朝日新聞は「Re: お答えします」で、今回の記事の趣旨について「旧日本軍の戦闘訓練に使われていた銃剣術の流れをくむ『銃剣道』が、新中学校学習指導要領に新たに明記された点に着目して報じたものです」と説明した。その上で、文科省が当初公表した改訂案(2月14日公表)で明記されていたのは銃剣道を除く武道8種目だったが、銃剣道の明記を求める全日本銃剣道連盟の要望や自民党内の呼びかけがあったと指摘。パブリックコメントを経て正式に決まった新指導要領で銃剣道も明記されるに至った経緯を説明した。

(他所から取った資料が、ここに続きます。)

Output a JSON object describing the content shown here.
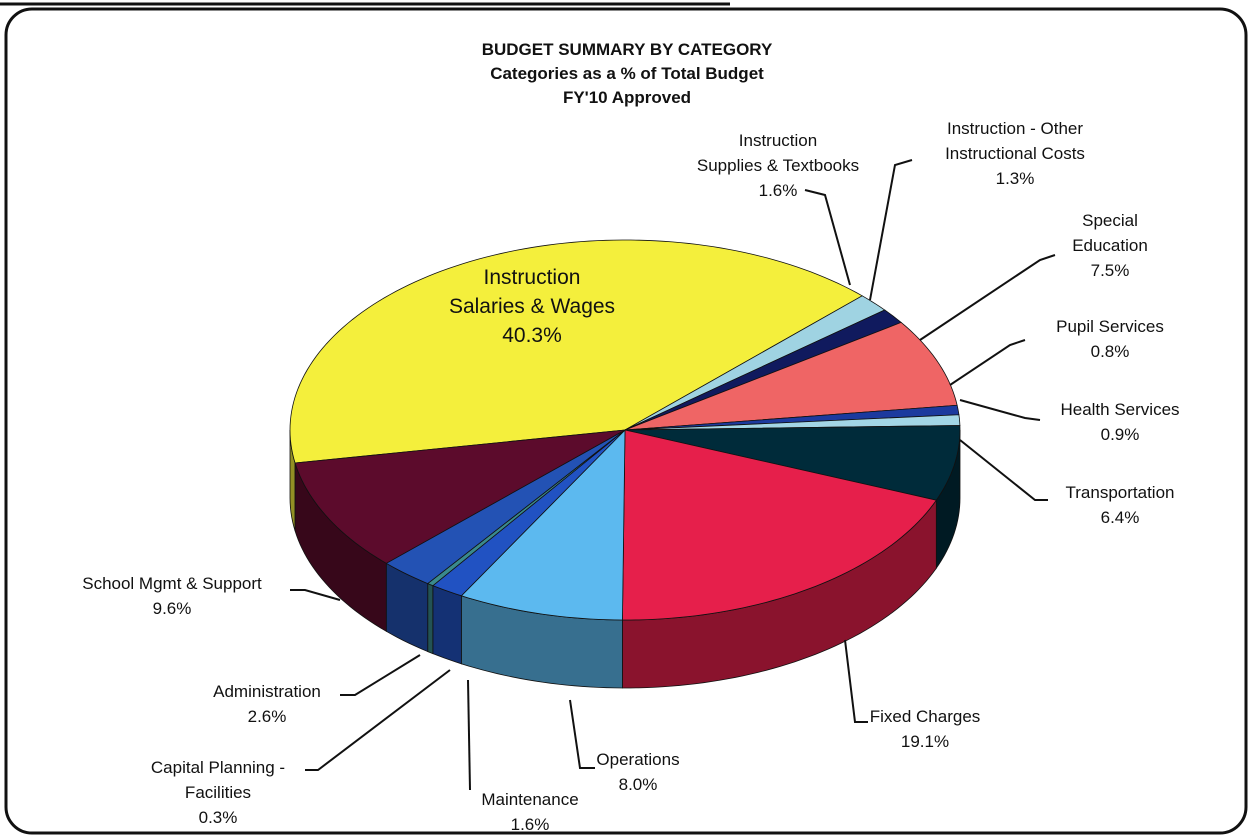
{
  "chart_data": {
    "type": "pie",
    "title": "BUDGET SUMMARY BY CATEGORY",
    "subtitle": "Categories as a % of Total Budget",
    "annotation": "FY'10 Approved",
    "categories": [
      "Instruction\nSalaries & Wages",
      "Instruction\nSupplies & Textbooks",
      "Instruction - Other\nInstructional Costs",
      "Special\nEducation",
      "Pupil Services",
      "Health Services",
      "Transportation",
      "Fixed Charges",
      "Operations",
      "Maintenance",
      "Capital Planning -\nFacilities",
      "Administration",
      "School Mgmt & Support"
    ],
    "values": [
      40.3,
      1.6,
      1.3,
      7.5,
      0.8,
      0.9,
      6.4,
      19.1,
      8.0,
      1.6,
      0.3,
      2.6,
      9.6
    ],
    "value_labels": [
      "40.3%",
      "1.6%",
      "1.3%",
      "7.5%",
      "0.8%",
      "0.9%",
      "6.4%",
      "19.1%",
      "8.0%",
      "1.6%",
      "0.3%",
      "2.6%",
      "9.6%"
    ],
    "colors": [
      "#f4ef3c",
      "#9fd3e2",
      "#101a5e",
      "#ef6565",
      "#1c3a9e",
      "#a3d6e6",
      "#002b3a",
      "#e61f4b",
      "#5cb9ef",
      "#2152c2",
      "#3a8a8c",
      "#2352b4",
      "#5c0b2c"
    ]
  }
}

一方、読売新聞も3月31日付で「中学武道 銃剣道を追加」との見出しで記事化していた。ただ、文中では「必修の武道の例として『銃剣道』を加えた。すでに指導要領の解説書には記載があり、『銃剣道も加えるべきだ』との意見が数百件あった。現在、授業に取り入れている学校は全国で神奈川県内の中学校1校」と説明していたため、例示として明記されたことが分かり、誤解を与える報道ではないと判断した。
(*1) ほかにも誤解に基づく記事がいくつか確認される。
・日本の中学で「銃剣道」を教える? 軍国主義の復活だ!=中国メディア(サーチナ 2017/4/5)
・銃剣道を指導要領に追加した文科省の大失態(JPRESS 2017/4/7)
(*2) 今回の報道を受け、AbemaTIMESに 鈴木健・全日本銃剣道連盟副会長のインタビュー記事が掲載されている。
(*3) 学習指導要領の記述の変遷表を追記しました。(2017/4/8 18:00)
(*4) NHKによれば、平成27(2015)年度の中学武道の種目採用数は、以下のとおり。(2017/4/9 17:30追記)
- 空手…230校、なぎなた…77校、合気道…43校、少林寺…27校、銃剣道…1校。